As a high-school student in St. Louis, MO, Anthony Sigillito thought he’d be a professional photographer. He was an avid landscape photographer, with a job taking portraits of school sports teams. Then, as a freshman at the University of Dallas, he fell in love with physics. When he embarked on his Ph.D. program at Princeton University in 2011, he thought he’d study fundamental physics, but that didn’t quite suit him either.

“I started to quickly realize that I am drawn more towards applied problems,” says Sigillito, Assistant Professor in Electrical and Systems Engineering at Penn Engineering. His research group is working on building hardware for a quantum computer, using nanoscale devices called quantum dots. These tiny bits of silicon and germanium, formed into structures similar to the transistors on computer chips, are so small that they can trap individual electrons. These electrons are controlled using bursts of microwaves.

With such control, quantum computers will use the laws of quantum mechanics to do complex calculations much more quickly than traditional machines ever could, vastly increasing their computational power. “If we can get a quantum computer to work, it would have huge implications for society,” says Sigillito. “Quantum computers hold the promise to help design drugs.

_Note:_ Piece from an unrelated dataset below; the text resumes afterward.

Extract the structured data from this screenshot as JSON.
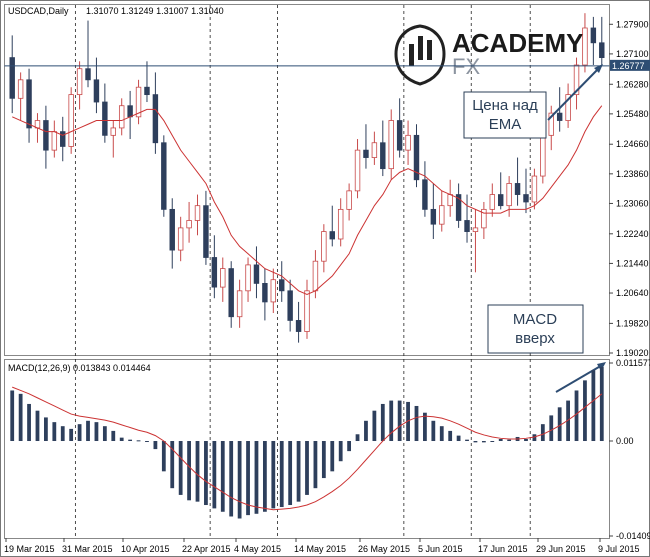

They could help to answer some really fundamental physics questions.”

Sigillito likes the extreme engineering challenges involved in this work, as not only do the quantum dots have to be vanishingly small, they also operate at only a fraction of a degree above absolute zero (less than -459.6 Fahrenheit), the coldest temperature there is. They have to be contained within a dilution refrigerator — a Russian-doll-like stack of coolers, with each shell colder than the next. And they have to be electrically isolated, as a spark of static electricity from someone wearing a wool sweater could destroy them. Then there’s figuring out how to get these delicate devices to talk to one another without destroying the fragile quantum properties that make them useful.

Recently, Penn entered into an academic partnership with UK-based Quantum Motion, a company developing fault tolerant quantum computing architectures that are compatible with CMOS (complementary metal-oxide-semiconductor) processes. In this partnership, the Sigillito lab will test the fundamental limits of qubit control using Quantum Motion’s chips.

Between working on such systems and spending time with his wife and three young daughters, Sigillito has little time left over, though he occasionally manages to squeeze in a game of golf. But he still has fun, and he enjoys knowing that his lab is two floors above the space where ENIAC, the world’s first general-purpose digital computer, was built during World War II. “It’s kind of cool that we’re working on a fundamentally new type of computer in the same building where the first generation of computers was developed,” he says.